Ryan has kindly responded to my post commenting on his claim that “arguments have been inconsistent with regard to one fundamental legal question: whether the US is, as a matter of law, in an armed conflict.” Unfortunately, our conversation has something of a Pinteresque quality: in claiming that I mischaracterized one of his central claims, he mischaracterizes my central claim. Ryan’s reply is predicated on the idea that I’m defending specific scholars against the idea that they have flip-flopped opportunistically regarding whether the US is involved in an armed conflict with al-Qaeda. I don’t know why he thinks that: he provided no examples of specific scholars flip-flopping in his post, and I did not defend any specific scholars against the claim of flip-flopping in mine. My primary point was simply this: because the existence of armed conflict, particularly non-international armed conflict, is fact-specific, context-dependent, and fluid, it is problematic to assume — as Ryan does, and as the USG alway has — that (in Ryan’s words) it would have been ”a better path over the past twelve years” to take “a consistent position that one legal situation (war) or the other (not a war) exists” between the US and AQ than to take different positions on different aspects of that supposed “armed conflict” at different points of time. My secondary point, which built on the primary one, was that Ryan’s commitment to a unitary view of the supposed “armed conflict” between the US and AQ blinded him to the fact that it was impossible to infer anything untoward or opportunistic — “flip-flops” is obviously a word with negative connotations — from the fact that different scholars have taken different positions at different points in time on different aspects of that conflict. I stand by both points, and unfortunately, because of the misunderstanding between us, Ryan’s post addresses neither of them.

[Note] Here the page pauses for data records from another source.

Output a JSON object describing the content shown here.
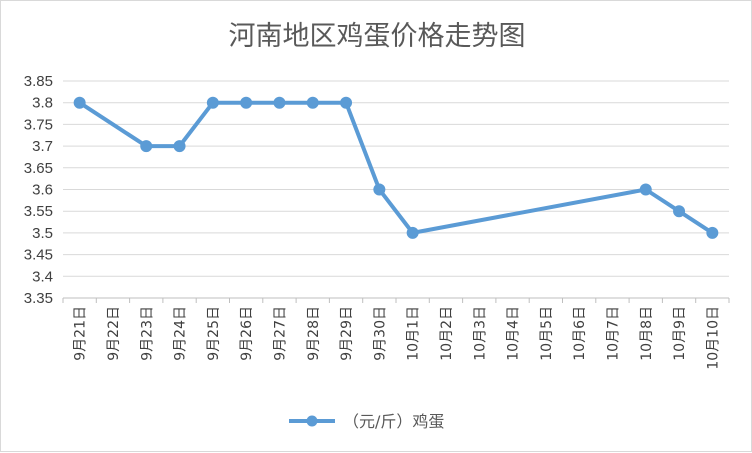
{
  "chart_data": {
    "type": "line",
    "title": "河南地区鸡蛋价格走势图",
    "categories": [
      "9月21日",
      "9月22日",
      "9月23日",
      "9月24日",
      "9月25日",
      "9月26日",
      "9月27日",
      "9月28日",
      "9月29日",
      "9月30日",
      "10月1日",
      "10月2日",
      "10月3日",
      "10月4日",
      "10月5日",
      "10月6日",
      "10月7日",
      "10月8日",
      "10月9日",
      "10月10日"
    ],
    "series": [
      {
        "name": "（元/斤）鸡蛋",
        "color": "#5b9bd5",
        "values": [
          3.8,
          null,
          3.7,
          3.7,
          3.8,
          3.8,
          3.8,
          3.8,
          3.8,
          3.6,
          3.5,
          null,
          null,
          null,
          null,
          null,
          null,
          3.6,
          3.55,
          3.5
        ]
      }
    ],
    "ylim": [
      3.35,
      3.85
    ],
    "yticks": [
      "3.35",
      "3.4",
      "3.45",
      "3.5",
      "3.55",
      "3.6",
      "3.65",
      "3.7",
      "3.75",
      "3.8",
      "3.85"
    ],
    "grid": true,
    "legend": "bottom",
    "xlabel": "",
    "ylabel": ""
  }
}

I also want to briefly address Ryan’s dismissal of my claim that, with regard to 9/11, “[o]ne attack, no matter how horrible, does not a (non-international) armed conflict make.” He disagrees, citing a 2003 article by Derek Jinks in which Jinks claims (1) that “the laws of war apply to all acts committed in an armed conflict even if committed prior to the point at which the ‘protracted’ threshold was crossed,” and (2) that NIAC exists even if the hostilities are not adequately organized and intense as long as “the state party to the hostilities interprets them as an ‘armed conflict (a subjective standard).” I have great respect for Derek’s work, but both points are well outside of the IHL mainstream. (And note that Derek repeated the second point today.)
I will try to write in more depth about Derek’s points soon. Suffice it for now to say that the only cite he provides for his first point does not actually support his argument. Here is what he says in the footnote, citing paras. 619-27 of the Trial Chamber’s judgment in Akayesu:
The jurisprudence of the ICTR is instructive on this point. The relevant “armed conflict” in Rwanda lasted a total of six months. Applying the ICTY definition, the tribunal held Common Article 3 applicable to the conflict, finding that the “armed conflict” existed from the initiation of the hostilities even if the existence of an armed conflict could only be discerned after the violence had become “protracted.”
That is not what the Trial Chamber held. It held only that “[i]n the present case, evidence has been presented to the Chamber which showed there was at the least a conflict not of a international character in Rwanda at the time of the events alleged in the Indictment” (para 627; emphasis mine). The events alleged in the indictment with regard to war crimes began on 7 April 1994, one day after President Habyarimana’s plane was shot down. By that time, the conflict had already begun between the RPF and FAR (see para. 109 of the judgment), justifying the Trial Chamber’s conclusion that a NIAC existed. More importantly, the Trial Chamber neither suggested nor implied that the attack on the plane — the Rwandan genocide equivalent to 9/11 — was itself part of the NIAC that began the next day. That was simply not an issue in the case.
Finally, it’s also worth briefly noting that Akayesu also contradicts Derek’s second point — that a state’s subjective belief a NIAC exists means that a NIAC exists even if the hostilities do not objectively qualify as armed conflict. The Trial Chamber specifically noted (para. 624) with regard to both Common Article 3 conflicts and Second Additional Protocol conflicts that “these criteria have to be applied objectively, irrespective of the subjective conclusions of the parties involved in the conflict.” But I’ll have more to say about that issue later.